All of this is cynical in our opinion. The Pashtuns are not a made-up entity like Iraq. (We don't think the Iraq surge worked, by the way, but we'll reserve judgments pending further hostilities there as well.) The idea in Afghanistan, as Iraq, is to build a nation state AROUND the Pashtuns that will hem them in, contain them and eventually splinter them. But the hemming is to be done by ethnicities foreign to the Pashtun by a government that has decided the Anglo-American axis will not win this war against the Pashtuns anymore than it won the last one.

So that leaves us with three resurgent strategies. The first is that Karzai will make peace with some Taliban and peel off parts of the insurgency. The second is that Anglo-American loot will succeed in buying off the Taliban foot soldiers. The third strategy assumes a rump of Taliban and Al Qaeda forces that will be fought mercilessly by the allies and Pakistan.
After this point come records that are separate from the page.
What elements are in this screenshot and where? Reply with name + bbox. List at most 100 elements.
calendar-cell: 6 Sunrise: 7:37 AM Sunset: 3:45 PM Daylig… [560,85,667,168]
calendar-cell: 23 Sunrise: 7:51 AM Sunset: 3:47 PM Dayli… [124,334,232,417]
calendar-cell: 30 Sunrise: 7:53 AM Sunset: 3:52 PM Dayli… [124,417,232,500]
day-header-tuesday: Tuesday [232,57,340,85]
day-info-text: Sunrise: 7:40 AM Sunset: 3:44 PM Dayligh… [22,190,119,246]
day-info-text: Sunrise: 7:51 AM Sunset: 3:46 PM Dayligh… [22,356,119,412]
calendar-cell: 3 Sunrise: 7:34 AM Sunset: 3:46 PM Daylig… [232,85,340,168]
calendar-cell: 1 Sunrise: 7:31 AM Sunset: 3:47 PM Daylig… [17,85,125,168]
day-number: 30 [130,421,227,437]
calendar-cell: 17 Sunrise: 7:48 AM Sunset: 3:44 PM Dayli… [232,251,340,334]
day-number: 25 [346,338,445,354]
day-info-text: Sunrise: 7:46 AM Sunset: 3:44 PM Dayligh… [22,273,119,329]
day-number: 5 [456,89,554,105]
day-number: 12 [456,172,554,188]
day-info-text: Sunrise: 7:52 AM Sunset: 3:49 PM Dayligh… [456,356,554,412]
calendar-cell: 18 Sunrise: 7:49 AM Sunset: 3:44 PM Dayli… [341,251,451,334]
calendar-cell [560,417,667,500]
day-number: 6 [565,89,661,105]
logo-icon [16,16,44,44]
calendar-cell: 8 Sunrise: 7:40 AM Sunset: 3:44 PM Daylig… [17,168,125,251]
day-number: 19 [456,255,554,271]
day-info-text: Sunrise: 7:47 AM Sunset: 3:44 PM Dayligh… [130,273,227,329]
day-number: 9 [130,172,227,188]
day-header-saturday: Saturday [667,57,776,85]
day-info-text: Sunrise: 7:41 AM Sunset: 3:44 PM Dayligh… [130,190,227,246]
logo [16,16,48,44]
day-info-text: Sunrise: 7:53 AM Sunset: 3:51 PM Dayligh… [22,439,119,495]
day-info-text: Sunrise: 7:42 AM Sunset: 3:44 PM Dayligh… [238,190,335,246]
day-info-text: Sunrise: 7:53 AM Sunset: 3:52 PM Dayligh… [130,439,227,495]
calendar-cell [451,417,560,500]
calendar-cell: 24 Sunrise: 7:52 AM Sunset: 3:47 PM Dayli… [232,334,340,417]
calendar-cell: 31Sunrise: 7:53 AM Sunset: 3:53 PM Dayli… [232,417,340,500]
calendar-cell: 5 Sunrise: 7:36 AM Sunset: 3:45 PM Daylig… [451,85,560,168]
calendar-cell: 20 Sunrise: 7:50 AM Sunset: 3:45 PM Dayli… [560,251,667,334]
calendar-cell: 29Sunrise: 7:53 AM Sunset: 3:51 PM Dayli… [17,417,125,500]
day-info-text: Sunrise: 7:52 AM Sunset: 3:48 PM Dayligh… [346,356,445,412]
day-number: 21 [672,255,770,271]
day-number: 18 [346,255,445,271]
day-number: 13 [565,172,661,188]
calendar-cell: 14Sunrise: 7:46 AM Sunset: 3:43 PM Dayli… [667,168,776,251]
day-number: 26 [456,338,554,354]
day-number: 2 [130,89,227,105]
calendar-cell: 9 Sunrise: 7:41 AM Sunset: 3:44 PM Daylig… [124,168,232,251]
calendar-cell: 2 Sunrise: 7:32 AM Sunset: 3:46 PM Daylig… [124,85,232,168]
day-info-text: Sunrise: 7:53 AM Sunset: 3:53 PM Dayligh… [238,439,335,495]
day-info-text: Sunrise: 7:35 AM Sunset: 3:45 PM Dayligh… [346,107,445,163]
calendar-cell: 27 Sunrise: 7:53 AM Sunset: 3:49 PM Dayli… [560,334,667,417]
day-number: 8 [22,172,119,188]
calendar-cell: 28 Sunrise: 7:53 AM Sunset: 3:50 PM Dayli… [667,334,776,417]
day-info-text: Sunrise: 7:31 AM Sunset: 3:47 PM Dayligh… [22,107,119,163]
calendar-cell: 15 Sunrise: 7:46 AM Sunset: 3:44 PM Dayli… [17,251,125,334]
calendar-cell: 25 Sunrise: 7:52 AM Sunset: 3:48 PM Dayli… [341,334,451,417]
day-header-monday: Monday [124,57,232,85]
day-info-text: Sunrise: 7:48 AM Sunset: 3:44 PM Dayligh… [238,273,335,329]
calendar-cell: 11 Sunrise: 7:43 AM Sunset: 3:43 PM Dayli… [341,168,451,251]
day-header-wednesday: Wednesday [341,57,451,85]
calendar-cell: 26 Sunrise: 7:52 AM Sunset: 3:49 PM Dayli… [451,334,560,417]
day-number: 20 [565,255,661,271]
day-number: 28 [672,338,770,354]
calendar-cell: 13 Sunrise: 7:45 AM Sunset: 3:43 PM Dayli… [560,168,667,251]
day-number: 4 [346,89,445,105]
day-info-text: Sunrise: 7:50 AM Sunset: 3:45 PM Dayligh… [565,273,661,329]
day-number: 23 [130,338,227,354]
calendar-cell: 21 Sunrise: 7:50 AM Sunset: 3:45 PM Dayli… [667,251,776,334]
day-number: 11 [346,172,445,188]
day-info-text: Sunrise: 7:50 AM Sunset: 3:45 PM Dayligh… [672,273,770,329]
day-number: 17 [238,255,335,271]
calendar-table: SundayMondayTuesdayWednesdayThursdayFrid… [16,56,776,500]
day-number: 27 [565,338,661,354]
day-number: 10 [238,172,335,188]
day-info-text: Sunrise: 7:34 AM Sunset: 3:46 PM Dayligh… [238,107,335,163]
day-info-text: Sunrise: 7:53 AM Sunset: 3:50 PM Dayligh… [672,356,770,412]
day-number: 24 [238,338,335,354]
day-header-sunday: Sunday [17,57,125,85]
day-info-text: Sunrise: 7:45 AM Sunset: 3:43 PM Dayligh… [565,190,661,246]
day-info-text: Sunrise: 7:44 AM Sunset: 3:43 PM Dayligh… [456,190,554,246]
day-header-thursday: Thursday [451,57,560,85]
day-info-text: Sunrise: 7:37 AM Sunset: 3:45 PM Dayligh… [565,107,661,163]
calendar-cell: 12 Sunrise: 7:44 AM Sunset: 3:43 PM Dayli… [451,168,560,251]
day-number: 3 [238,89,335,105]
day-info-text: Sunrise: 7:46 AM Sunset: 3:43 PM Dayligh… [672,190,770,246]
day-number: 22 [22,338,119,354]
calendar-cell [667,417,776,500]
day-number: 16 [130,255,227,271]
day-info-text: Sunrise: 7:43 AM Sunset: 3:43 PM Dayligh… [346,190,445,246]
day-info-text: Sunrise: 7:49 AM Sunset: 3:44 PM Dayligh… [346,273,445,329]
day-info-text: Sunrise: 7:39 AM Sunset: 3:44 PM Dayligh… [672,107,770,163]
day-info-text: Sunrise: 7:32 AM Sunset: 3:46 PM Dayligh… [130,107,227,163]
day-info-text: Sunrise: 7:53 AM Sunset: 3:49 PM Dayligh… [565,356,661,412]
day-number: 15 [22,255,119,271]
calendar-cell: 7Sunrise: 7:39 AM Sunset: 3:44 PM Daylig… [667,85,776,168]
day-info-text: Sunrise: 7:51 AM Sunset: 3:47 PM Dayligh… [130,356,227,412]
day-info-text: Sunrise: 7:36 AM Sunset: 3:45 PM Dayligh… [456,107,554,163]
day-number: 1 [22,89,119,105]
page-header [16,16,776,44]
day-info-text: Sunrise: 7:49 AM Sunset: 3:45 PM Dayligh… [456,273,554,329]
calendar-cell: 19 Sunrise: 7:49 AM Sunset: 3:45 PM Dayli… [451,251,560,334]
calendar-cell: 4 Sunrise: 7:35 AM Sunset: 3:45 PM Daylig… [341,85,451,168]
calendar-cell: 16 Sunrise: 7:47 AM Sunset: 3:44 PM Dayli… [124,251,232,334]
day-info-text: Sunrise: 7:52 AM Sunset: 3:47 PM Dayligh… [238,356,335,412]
What are the downsides to such a strategy? Many in the Taliban do not trust Karzai and see him as little more than a puppet for the Americans. So it is certainly questionable as to whether or not Karzai can deliver a meaningful truce that the allied forces would accept. The Taliban have been fighting for decades and the Pashtuns have been fighting for millennia, so we are not sure that offering the Taliban material goods will necessarily remove foot-soldiers. And this assumes the Taliban is static force and that they cannot recruit to make up for the losses.

We wonder whether the US and NATO have the staying power to fight a rump war against the "remaining" Taliban, assuming the Taliban can be fractured and diminished. Within the same context, we wonder if Pakistan would cooperate in reducing the Taliban to a point where they were not an effective military apparatus, for then Pakistan would lose considerable influence in Afghanistan.

The upshot of all this looks to be something of a stalemate. The Anglo-American/NATO alliance will continue to fight the Taliban, which will continue to operate even if it is fractured and loses soldiers. The Pakistanis will do exactly as the Americans ask, but they will also do the opposite as well. And there is another element to keep track of – the Afghan army, which we would guess is not Pashtun based. NATO is trying hard to build an effective, domestic fighting force. But since Karzai's government would be effectively in charge of the nascent army, and he is intent on cutting a deal with the Taliban, we wonder how effectively the army would be deployed if it gets to the point where it is actually viable.

There are 40 million Pashtuns and hundreds of millions of Pakistanis. Many Pakistanis do not like the war or America anymore than the Pashtuns or the Taliban. It will all come down to US staying power. If the US, especially, is willing to stick it out in this hostile and desolate region for another five or ten years, progress can probably be made. But those in charge of the current hostilities should recall that the British tried for some 50 years without success.

After Thoughts

There are no guarantees in this kind of war. Another possibility, of course, would be to widen the war to Iran and set the entire Middle East ablaze. But the horrible thing from an Anglo-American standpoint is that the Pashtuns would probably still be fighting even after other hostilities were resolved. They are the "energizer bunny" of tribal militants.